The Creeping

“It needed a sacrifice,” Caleb whispers—the sort of whisper you use for telling vile, dirty secrets. “It was hungry for more than some flea-bitten mutts.”


Daniel’s lips press into a puffy, uneven seam. I can’t tell if he’s grimacing or smiling. “You and Jeanie were in the woods. We were shooting arrows. Caleb said we needed to leave the thing a little blood.” He gives Caleb a look that could make a tree wither and die. “I aimed an arrow at you. It was just supposed to nick you.” He stands rigid over me, his chin on his chest as he looks at his hand. There’s blood on it from my shoulder. He rubs his fingers together, staring at the human smear—most likely contemplating the universe’s symmetry that here we are and he finally has a bit of my blood for what we hunted.

“But the arrow hit my sister,” he continues in a distant way. “It sank into her stomach.” His eyes cut from the blood to me. “I told you to stay with her. You didn’t. We couldn’t lead my mom back. The woods were too big, and without you to mark where she was . . . You showed up an hour later at the house . . . sniveling.”

I can’t hold Daniel’s eye contact anymore. He’s too removed from the pain of Jeanie’s death; his stare is too hungry for something I can’t identify. “But Caleb, you couldn’t have been there. You were home with the chicken pox. Zoey had it too.” I’m arguing more with myself than with Daniel or Caleb. I know what I saw in the light of the flashlight. It doesn’t stop me from needing to see it again. This is Caleb.

I pick my way over the rocks to him. I lift Caleb’s hand to my face, wipe the smattering of blood away, and squint through the moonlight. It becomes all so horribly clear. I’ve seen the faded scars a million times before. They were seething red blisters when he held Jeanie’s head. Now they’re almost unnoticeable. Everything seems larger when you’re a kid. Kids make monsters out of everything.

“The wood connects your two houses,” I say. “You snuck out and snuck back in without anyone noticing.” How could I have been such an idiot? Believed even for a minute in something that couldn’t possibly exist? There’s no such thing as monsters. Only bad people. Shane told me: You can be that wrong about people. He said you can miss what’s really inside. He was right.

“Caleb . . .” Saying his name brings on a deluge of memories: Caleb building blanket forts; Caleb boosting me up to look at the bird’s nest in the porch eaves; Caleb grinning through the window as he idled in front of Mom’s house last December—staying with him felt like being home. “Why did you come over earlier? Was the whole thing an act, Caleb?” I shove his chest, try to force him to look at me, but he won’t. “You wanted to know what I knew?” I scream into his ear. “You want to know what I know now? You fucking lied to me. You’re my family.” I hammer my fists into his chest, but he never raises his head, and eventually, I can’t bear both the pain in my shoulder and the pain in my heart. My hands drop to my sides. At some point I start to cry. Tears trickle down my cheeks like icebergs carving their way through the North Sea.

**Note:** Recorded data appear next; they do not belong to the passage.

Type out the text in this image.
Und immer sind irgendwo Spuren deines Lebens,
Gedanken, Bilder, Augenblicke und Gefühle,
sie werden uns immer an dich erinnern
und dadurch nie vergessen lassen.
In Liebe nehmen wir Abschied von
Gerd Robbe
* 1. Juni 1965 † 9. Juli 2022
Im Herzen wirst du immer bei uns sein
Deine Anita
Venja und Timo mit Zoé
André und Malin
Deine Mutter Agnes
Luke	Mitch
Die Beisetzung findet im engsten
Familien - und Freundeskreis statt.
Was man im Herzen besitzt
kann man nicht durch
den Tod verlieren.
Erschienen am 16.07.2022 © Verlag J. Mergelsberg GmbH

Finally, Daniel answers for Caleb. “We needed to know if you were letting it go after my dad was arrested or if you were going to keep being a problem.” I played right into Daniel’s hands. I told Caleb I wouldn’t stop; I swore I’d remember everything.

My tears slow. I have to pull it together if I’m going to survive this. I have to outthink them or devise a way that makes it okay for us to walk out of the woods together. Jeanie was an accident. A tragic accident. “Why didn’t you tell the cops it was just an accident?”

Daniel paces, hand raking through his hair like he means to pull it out. His eerie calm has blown over and the storm’s returned. “There’s no body, no proof that it was. But really, my mom kept it from the cops because she thought we did something so bad to Jeanie that we had to hide her body. I couldn’t even prove that I hadn’t meant to hurt my sister, because you didn’t stay with her like I told you to.” He swallows like he’s going to be sick.

The Talcotts’ stares, all those years stuffed full of them, were never because I survived and Jeanie didn’t; they were watching me like a slow-motion car wreck, guessing at what I’d seen Daniel do to Jeanie, wondering when I’d remember, when I’d steal their other child away with what was lost inside my head.